¿Quién puede recurrir una sanción deportiva?

A raíz del artículo “Recurriendo una sanción deportiva“, se ha planteado la siguiente consulta: “Buenas noches, en caso de que el juez solo se hubiese tomado las decisiones sobre el acta del árbitro del partido, ¿cabe alguna posibilidad de hacer un recurso a la Federación en esos 10 días? Y en el caso de que se tuvieran las imágenes del partido como prueba el propio jugador o familia, ¿podrían interponer el recurso en la Federación?” La cuestión planteada bien merece un post exclusivo.

En cuanto a la primera pregunta sobre el contenido del acta del árbitro, basta con reiterar lo que ya advertido en nuestro anterior comentario Sanción Deportiva: El arbitro (casi) siempre lleva la razón”: “los hechos que recoja un árbitro en un acta se presumirán ciertos en lo referente a la disciplina deportiva…sin perjuicio de ofrecerle al afectado la posibilidad de probar que la versión recogida en el acta arbitral no es cierta si bien se tendrá que demostrar de manera concluyente el manifiesto error arbitral”.

En cuanto a la segunda cuestión sobre el uso de imágenes en un posible recurso interpuesto por el propio jugador o su familia, debe partirse de que, en principio, cualquier medio de prueba legítimamente obtenido sirve para demostrar la veracidad de unos hechos objetos de un procedimiento (videos, declaraciones testificales, documentos, etc). Sin embargo, el asunto que más interés presenta y es mayor objeto de análisis en este comentario es la posibilidad que se plantea de que el propio jugador o su familia (y no el club al que pertenece el jugador) recurra o realice alegaciones en el procedimiento disciplinario o sancionador.

Arbitro
(Fuente: pixabay.com)

Debemos atender en primer lugar al reglamento que rija la competencia en cuestión; así, por ejemplo, el artículo 24 del Código Disciplinario de la Real Federación Española de Fútbol considera interesado en el procedimiento a “quienes promuevan o se vean afectados de forma directa al formar parte de un expediente disciplinario, así como todos aquellos que puedan resultar afectados por el expediente siempre y cuando se hayan personado y no haya recaído resolución”.

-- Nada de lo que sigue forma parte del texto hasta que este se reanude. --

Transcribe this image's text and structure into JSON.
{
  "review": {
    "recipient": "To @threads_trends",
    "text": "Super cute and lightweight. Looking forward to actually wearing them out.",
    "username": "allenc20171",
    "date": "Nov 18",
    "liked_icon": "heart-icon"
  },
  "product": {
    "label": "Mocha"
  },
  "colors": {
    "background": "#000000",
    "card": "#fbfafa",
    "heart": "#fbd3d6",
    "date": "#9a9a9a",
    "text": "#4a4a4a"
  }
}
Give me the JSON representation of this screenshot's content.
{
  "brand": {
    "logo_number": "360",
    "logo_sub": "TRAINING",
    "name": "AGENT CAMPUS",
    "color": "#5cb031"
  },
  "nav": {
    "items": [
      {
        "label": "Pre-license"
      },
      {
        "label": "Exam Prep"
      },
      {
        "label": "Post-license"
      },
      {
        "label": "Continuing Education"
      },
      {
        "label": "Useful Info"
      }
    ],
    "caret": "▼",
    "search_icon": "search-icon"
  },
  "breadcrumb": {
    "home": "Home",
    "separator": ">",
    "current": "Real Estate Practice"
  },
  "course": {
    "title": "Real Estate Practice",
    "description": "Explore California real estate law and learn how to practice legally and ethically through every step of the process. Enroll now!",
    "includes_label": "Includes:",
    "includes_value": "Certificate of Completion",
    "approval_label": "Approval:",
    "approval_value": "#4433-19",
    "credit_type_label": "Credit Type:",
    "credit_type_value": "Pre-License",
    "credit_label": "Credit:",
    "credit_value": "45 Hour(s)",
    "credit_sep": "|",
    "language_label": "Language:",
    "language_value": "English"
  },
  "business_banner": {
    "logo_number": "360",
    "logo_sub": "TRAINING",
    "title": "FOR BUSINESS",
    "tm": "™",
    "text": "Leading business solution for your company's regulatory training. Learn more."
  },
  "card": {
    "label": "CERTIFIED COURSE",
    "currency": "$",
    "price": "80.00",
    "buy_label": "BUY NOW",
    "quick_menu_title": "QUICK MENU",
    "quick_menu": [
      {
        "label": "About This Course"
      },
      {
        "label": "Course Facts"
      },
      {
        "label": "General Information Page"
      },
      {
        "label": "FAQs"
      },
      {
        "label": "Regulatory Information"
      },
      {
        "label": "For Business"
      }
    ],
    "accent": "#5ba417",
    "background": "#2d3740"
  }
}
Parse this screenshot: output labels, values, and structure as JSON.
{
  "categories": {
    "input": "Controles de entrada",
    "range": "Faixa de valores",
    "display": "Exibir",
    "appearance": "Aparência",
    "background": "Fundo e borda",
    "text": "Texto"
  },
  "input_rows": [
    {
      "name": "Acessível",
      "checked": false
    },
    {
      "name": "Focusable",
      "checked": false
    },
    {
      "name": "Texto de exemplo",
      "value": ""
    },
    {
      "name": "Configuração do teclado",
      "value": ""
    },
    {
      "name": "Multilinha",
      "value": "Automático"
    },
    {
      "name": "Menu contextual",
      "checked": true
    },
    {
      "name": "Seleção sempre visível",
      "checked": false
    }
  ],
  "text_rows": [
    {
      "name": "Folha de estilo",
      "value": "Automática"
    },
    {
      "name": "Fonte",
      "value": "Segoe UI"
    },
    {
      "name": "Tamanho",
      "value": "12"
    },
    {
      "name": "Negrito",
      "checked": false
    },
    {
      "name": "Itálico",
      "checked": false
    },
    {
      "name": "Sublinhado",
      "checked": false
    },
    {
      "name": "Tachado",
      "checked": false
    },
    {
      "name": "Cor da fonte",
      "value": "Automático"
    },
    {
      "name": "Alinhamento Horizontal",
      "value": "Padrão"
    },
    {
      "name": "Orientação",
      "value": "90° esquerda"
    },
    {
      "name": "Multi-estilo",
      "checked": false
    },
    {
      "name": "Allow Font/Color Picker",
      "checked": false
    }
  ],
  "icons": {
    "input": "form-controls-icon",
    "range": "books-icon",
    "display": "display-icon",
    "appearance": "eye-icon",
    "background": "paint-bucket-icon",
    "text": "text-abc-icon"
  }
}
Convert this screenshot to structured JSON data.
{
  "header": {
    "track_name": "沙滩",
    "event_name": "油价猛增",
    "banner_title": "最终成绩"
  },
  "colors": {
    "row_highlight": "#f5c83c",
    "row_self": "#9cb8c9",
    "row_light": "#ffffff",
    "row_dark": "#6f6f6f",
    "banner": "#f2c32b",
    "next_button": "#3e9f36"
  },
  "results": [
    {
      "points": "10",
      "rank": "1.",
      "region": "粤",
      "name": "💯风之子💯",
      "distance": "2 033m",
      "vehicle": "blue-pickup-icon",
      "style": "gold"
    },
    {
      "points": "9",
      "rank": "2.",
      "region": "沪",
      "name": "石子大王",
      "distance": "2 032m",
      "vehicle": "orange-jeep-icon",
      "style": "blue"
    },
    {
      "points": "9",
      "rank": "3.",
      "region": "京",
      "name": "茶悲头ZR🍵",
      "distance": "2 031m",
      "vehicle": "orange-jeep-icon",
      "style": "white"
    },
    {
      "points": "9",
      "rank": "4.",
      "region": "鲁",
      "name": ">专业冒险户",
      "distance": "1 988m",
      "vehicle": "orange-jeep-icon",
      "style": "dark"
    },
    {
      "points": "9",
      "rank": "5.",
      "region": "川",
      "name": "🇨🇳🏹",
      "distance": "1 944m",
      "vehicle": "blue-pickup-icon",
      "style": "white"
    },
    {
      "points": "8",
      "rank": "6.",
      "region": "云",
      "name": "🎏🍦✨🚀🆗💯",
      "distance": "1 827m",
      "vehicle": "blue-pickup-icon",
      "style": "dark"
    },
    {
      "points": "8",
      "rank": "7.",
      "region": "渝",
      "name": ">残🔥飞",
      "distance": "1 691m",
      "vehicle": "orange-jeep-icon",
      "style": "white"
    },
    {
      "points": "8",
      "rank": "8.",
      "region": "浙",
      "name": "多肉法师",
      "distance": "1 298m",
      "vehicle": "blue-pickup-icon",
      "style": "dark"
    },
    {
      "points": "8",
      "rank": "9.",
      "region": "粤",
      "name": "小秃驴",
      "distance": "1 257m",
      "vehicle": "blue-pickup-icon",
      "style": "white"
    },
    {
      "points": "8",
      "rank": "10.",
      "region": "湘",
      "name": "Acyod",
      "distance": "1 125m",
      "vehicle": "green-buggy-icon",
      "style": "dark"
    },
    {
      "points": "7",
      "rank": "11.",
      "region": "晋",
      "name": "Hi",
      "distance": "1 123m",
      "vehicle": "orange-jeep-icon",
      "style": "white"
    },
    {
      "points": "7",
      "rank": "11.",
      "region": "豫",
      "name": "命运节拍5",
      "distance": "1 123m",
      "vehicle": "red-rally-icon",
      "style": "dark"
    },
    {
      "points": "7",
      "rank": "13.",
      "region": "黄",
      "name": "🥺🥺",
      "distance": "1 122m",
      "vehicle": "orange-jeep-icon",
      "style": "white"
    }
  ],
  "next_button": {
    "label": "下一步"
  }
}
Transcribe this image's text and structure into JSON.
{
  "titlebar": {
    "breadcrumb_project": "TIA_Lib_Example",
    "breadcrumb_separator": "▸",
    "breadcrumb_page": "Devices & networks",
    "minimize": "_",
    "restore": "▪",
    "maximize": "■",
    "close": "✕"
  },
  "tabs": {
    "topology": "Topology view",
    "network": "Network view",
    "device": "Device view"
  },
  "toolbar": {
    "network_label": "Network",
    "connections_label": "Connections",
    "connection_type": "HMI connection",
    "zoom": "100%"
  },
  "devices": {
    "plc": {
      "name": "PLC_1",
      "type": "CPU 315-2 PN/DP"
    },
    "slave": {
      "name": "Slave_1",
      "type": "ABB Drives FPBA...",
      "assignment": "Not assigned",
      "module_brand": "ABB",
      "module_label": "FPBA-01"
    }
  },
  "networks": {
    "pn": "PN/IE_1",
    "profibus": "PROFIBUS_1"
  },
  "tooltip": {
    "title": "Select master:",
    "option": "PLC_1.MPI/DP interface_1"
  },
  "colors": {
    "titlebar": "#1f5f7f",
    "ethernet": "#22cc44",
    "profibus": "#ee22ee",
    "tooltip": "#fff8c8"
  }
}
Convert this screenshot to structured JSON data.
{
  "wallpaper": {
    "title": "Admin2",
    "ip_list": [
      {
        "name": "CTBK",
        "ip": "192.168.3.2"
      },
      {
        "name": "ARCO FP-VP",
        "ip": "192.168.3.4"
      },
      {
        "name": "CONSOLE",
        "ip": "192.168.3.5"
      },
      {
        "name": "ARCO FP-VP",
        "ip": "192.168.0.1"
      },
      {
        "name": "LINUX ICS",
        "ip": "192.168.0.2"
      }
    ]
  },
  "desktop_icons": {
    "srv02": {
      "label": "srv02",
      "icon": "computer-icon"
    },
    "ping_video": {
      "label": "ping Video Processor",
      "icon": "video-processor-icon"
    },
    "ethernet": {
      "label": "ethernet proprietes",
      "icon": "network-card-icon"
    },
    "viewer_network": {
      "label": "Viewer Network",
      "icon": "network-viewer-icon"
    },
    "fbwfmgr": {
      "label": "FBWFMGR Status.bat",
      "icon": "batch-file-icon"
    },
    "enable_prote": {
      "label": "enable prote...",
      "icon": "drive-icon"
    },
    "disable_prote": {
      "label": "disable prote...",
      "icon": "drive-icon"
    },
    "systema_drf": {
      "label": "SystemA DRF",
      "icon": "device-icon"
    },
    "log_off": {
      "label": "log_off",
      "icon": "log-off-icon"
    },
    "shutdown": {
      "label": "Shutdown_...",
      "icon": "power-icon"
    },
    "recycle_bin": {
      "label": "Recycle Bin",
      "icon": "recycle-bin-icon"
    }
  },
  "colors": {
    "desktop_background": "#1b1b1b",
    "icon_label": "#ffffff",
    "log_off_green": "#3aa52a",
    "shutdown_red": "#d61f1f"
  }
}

En cualquier caso, para quien suscribe, el jugador que esté siendo objeto de un procedimiento disciplinario o sancionador si se encuentra en cualquier caso legitimado para tomar parte en el mismo y adoptar las actuaciones que entienda necesarias en su defensa. Sirva como referencia el caso resuelto por la Sentencia de 21 de mayo de 1999 del Tribunal Superior de Justicia de Navarra (la cual puede consultarse en la siguiente web) en que se fija claramente la posibilidad de que tanto el jugador a sancionar como el equipo al que pertenece el mismo tomen parte en el procedimiento sancionador al tener ambos intereses comunes pero diferenciados:

Es cierto que, tanto en la vía federativa como en esta jurisdiccional, el Club de Fútbol XXXXXXX ha venido haciendo extensiva la impugnación del Acuerdo sancionador a la suspensión por dos años impuesta al Sr. Aurelio ; pero también lo es a) que el citado Club no consta tenga conferida la representación de su jugador; b) que por el legítimo interés en mantenerlo disponible en la plantilla de su equipo tiene el Club una legitimación propia para impugnar su suspensión, que no excluye la del propio jugador para defenderse de las imputaciones que se le formulan e impugnar la sanción que personalmente ha de soportar con su apartamiento del juego de competición“.

Para concluir solo queda por contestar una última pregunta: la persona que podrá recurrir una sanción será el jugador afectado, pero no algún miembro de su familia, sin perjuicio de que, si el jugador es menor de edad, sean sus padres los encargados de realizar cualquier actuación como representantes del mismo.